Keigo Takami

    Keigo Takami

    Mentor Hawks, teen!user

    Keigo Takami
    c.ai

    You didn’t plan on leaving. That was the thing — Japan wasn’t a dream; it was an escape clause.

    Your parents called it an opportunity. The Hero Exchange Initiative, sponsored by the Japanese Hero Commission. A once-in-a-lifetime chance to train overseas. They said it like a gift. But gifts don’t usually come wrapped in silence and slammed doors.

    The night before you left, the house felt like a stranger’s. Your dad was in the living room, pretending the news didn’t say your name. Your mom was at the sink, hands in soapy water long after the dishes were clean. No one looked at you. Maybe because looking meant acknowledging what they’d done—or what they couldn’t fix.

    You weren’t the perfect hero-in-training. Too headstrong. Too blunt. Too much like the person your father used to be before he gave up on his own dreams.
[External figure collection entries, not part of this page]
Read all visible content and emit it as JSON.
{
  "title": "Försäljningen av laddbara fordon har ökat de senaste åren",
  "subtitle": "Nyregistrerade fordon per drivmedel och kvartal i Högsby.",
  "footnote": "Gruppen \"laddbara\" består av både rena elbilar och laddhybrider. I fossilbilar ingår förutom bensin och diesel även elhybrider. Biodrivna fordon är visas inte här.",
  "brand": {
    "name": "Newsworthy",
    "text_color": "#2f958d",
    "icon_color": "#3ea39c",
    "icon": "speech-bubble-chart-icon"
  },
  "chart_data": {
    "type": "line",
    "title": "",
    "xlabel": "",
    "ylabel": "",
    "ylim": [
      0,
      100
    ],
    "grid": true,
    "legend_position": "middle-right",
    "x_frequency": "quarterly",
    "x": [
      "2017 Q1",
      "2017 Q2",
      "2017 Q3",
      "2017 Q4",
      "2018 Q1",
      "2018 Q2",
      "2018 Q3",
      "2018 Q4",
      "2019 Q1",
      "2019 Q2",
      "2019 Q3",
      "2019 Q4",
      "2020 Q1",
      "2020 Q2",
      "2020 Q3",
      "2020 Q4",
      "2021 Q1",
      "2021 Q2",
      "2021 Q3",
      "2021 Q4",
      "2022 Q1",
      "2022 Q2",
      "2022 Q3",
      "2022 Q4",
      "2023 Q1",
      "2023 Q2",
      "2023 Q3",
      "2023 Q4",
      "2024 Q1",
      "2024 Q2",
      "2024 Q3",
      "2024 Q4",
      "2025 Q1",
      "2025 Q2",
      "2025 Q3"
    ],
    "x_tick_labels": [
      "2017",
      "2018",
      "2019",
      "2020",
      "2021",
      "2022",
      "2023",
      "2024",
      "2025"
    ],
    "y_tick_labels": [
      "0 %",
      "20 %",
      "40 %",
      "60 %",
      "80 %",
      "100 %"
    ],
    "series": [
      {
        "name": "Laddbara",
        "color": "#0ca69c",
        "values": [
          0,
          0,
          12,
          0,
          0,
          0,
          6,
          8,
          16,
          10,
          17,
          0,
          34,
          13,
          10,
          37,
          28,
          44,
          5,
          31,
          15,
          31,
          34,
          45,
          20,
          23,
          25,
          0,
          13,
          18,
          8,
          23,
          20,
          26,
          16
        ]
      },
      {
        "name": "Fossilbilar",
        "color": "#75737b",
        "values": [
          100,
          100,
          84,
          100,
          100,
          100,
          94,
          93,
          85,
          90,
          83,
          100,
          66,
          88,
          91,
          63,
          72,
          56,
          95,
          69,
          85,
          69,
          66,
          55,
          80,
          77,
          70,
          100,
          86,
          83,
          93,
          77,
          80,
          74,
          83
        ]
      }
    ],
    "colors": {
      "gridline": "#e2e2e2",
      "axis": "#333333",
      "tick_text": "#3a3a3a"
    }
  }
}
So when the offer came — a transfer, a “fresh start” under Japan’s Number Two Pro Hero — they signed the papers before you could say no.

    And now here you were, jet-lagged and disoriented, standing in the Musutafu's airport. The city breathed around you — neon veins, restless and alive.

    You didn’t hear his steps. You just felt it — the air shifting, gravity rethinking itself. Then the quiet thud of boots, the hush of wings.

    “Kid from the States, right?” The voice was easy — warm, not teasing this time. When you turned, he was already there, loose-limbed and golden in the afternoon light, feathers catching the breeze like embers.

    “Must’ve been a long trip,” he said, head tilting just a bit, eyes sharp but kind.

    And somehow, hearing his words, you felt a little less like you’d been sent away, and a little more like maybe — just maybe — you’d been found.